Pecan sandies were my favorite cookies as a kid but ask I’ve gotten older I prefer a softer bake. That’s why these pecan softies are the perfect blend of nutty pecan flavor with the goodness of a soft baked cookie!
With hints of salt and hunks of roasted pecans, this cookie tastes like anything but keto! By making the cookie base in a food processor, you can get a rough chop which leads to a lower calorie yield per cookie, plus its easy cleanup and comes together in minutes! It calls for less butter than a traditional “sandy” but you won’t miss any of the fat as the nuts are both naturally great sources of healthy fats.

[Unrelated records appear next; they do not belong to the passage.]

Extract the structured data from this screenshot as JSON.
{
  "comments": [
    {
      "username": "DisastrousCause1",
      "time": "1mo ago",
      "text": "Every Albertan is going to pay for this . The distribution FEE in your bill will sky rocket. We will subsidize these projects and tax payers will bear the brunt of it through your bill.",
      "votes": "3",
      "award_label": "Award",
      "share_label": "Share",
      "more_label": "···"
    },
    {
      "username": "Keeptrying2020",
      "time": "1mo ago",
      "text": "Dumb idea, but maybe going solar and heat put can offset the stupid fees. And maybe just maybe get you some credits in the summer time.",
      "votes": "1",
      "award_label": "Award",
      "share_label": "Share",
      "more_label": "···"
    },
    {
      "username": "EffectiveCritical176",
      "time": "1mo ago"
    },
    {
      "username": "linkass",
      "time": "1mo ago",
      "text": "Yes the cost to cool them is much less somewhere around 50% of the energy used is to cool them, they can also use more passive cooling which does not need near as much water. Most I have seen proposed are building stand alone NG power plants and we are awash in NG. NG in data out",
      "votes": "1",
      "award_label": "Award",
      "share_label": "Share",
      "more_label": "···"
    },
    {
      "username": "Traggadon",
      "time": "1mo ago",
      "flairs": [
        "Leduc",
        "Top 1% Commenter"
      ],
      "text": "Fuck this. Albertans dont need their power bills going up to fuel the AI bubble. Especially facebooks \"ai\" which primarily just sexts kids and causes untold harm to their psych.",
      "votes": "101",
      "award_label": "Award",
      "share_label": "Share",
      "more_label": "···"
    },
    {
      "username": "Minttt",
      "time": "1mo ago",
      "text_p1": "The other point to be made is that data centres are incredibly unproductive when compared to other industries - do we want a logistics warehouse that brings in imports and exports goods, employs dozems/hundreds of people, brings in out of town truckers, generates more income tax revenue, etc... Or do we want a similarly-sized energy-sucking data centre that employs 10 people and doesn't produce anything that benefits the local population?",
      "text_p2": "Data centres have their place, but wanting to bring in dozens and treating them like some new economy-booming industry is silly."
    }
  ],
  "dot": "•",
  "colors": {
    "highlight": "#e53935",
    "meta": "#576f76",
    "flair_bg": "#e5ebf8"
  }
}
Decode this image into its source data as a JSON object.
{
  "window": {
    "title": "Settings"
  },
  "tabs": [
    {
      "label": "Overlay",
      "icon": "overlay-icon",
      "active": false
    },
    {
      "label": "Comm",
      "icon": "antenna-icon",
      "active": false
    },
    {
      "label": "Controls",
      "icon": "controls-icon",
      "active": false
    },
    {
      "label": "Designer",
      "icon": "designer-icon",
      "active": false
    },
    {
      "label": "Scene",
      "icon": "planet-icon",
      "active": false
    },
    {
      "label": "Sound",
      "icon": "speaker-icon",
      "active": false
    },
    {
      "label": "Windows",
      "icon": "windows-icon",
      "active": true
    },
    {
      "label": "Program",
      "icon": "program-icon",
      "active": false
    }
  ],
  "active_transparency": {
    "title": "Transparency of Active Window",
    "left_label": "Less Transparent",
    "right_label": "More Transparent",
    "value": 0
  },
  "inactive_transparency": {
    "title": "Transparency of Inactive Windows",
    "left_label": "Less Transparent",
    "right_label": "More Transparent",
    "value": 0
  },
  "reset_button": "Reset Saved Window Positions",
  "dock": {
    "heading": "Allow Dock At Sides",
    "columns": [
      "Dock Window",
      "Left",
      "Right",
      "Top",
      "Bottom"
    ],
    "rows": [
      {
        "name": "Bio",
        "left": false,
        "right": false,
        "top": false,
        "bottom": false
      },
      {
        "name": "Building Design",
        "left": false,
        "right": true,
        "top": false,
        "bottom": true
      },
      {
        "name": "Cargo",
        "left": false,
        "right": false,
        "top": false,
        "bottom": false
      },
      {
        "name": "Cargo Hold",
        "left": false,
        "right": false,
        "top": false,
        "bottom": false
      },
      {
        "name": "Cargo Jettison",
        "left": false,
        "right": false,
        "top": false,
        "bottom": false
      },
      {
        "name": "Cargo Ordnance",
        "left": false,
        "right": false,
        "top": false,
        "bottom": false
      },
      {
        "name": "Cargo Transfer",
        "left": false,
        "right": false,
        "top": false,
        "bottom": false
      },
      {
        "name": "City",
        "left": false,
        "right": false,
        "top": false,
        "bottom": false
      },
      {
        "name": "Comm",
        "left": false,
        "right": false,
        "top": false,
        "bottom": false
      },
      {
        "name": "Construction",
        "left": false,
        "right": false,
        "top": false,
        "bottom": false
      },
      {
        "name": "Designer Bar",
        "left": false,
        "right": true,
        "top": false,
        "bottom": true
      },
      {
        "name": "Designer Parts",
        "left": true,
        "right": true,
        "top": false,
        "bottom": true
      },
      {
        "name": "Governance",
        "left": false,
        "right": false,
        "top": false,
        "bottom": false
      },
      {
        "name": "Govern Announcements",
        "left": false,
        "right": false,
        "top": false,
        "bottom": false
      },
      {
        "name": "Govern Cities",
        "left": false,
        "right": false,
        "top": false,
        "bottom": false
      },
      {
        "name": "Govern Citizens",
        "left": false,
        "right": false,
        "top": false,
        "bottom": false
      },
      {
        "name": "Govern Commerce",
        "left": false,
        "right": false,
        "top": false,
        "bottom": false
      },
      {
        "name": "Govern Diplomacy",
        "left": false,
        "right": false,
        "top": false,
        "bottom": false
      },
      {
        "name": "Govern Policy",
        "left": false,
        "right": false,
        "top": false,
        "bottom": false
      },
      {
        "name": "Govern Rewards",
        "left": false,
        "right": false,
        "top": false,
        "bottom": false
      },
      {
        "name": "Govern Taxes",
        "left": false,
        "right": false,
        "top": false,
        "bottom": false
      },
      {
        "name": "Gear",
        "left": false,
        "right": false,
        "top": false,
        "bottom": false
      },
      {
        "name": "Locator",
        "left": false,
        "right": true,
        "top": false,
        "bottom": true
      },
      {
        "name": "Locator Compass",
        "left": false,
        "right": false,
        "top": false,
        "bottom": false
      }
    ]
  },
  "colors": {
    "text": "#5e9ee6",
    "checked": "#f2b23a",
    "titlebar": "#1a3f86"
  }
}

Drizzle these in your favorite low carb dark chocolate and sprinkle them with a pinch of sea salt for a delicious treat with a cup of hot coffee. Keep them in the freezer for portion control and pull them out one at a time when you need a treat!
Yields 10 servings of Pecan Softies with Sea Salt Dark Chocolate
The Preparation
- 1/2 cup almond flour
- 1 cup pecan halves
- 1 1/2 tablespoons butter, melted
- 1 teaspoon baking powder
- 1/4 cup erythritol
- 1/2 teaspoon sea salt
- 1 large egg white
- 1-ounce low-carb dark chocolate, melted for drizzle
The Execution
1. Heat oven to 350F and line a cookie sheet with parchment paper. Combine the dry ingredients in a blender or food processor and pulse until the pecans are a coarse ground.
2. Add the butter, salt, and egg white into the blender and pulse a few times to combine. The cookie dough should like wet and feel sticky but still chunky.
3. Using a spoon or small scoop, portion out 10 rounded cookie dough balls onto the parchment. Flatten the tops of the balls until you have evenly round, flat cookies.
4. Bake for 15 minutes or until the edges begin to brown.
5. Melt the chocolate by placing in a microwave safe bowl for 45 seconds. Stop it every 15-20 seconds to stir.
6. Drizzle each cookie with chocolate and sprinkle with extra sea salt.
This makes a total of 10 servings of Pecan Softies with Sea Salt Dark Chocolate. Each serving comes out to be 127.9 Calories, 12.66g Fat, 2.17g Net Carbs, and 2.69g Protein
Pecan Softies with Sea Salt Dark Chocolate | Calories | Fats(g) | Carbs(g) | Fiber(g) | Net Carbs(g) | Protein(g) |
1/2 cup almond flour | 320 | 28 | 12 | 6 | 6 | 12 |
1 cup pecan halves | 684 | 71.25 | 13.72 | 9.5 | 4.22 | 9.08 |
1 1/2 tablespoons butter | 153 | 17.28 | 0.01 | 0 | 0.01 | 0.18 |
1 teaspoon baking powder | 5 | 0.02 | 2.35 | 0.1 | 1.25 | 0.01 |
1/4 cup erythritol | 0 | 0 | 0 | 0 | 0 | 0 |
1/2 teaspoon sea salt | 0 | 0 | 0 | 0 | 0 | 0 |
1 large egg white | 17 | 0.06 | 0.24 | 0 | 0.24 | 3.6 |
1 oz low carb dark chocolate | 100 | 10 | 16 | 6 | 10 | 2 |
Total | 1279 | 126.61 | 44.32 | 21.6 | 21.72 | 26.87 |
Per Servings (/10) | 127.9 | 12.66 | 4.43 | 2.16 | 2.17 | 2.69 |
Pecan Softies with Sea Salt and Dark Chocolate
Ingredients
- ½ cup almond flour
- 1 cup pecan halves
- 1 ½ tablespoons butter melted
- 1 teaspoon baking powder
- ¼ cup erythritol
- ½ teaspoon sea salt
- 1 large egg white
- 1 ounce low-carb dark chocolate melted for drizzle
Instructions
- Heat oven to 350F and line a cookie sheet with parchment paper. Combine the dry ingredients in a blender or food processor and pulse until the pecans are a coarse ground.
- Add the butter, salt, and egg white into the blender and pulse a few times to combine. The cookie dough should like wet and feel sticky but still chunky.
- Using a spoon or small scoop, portion out 10 rounded cookie dough balls onto the parchment. Flatten the tops of the balls until you have evenly round, flat cookies.
- Bake for 15 minutes or until the edges begin to brown.
- Melt the chocolate by placing in a microwave safe bowl for 45 seconds. Stop it every 15-20 seconds to stir.
- Drizzle each cookie with chocolate and sprinkle with extra sea salt.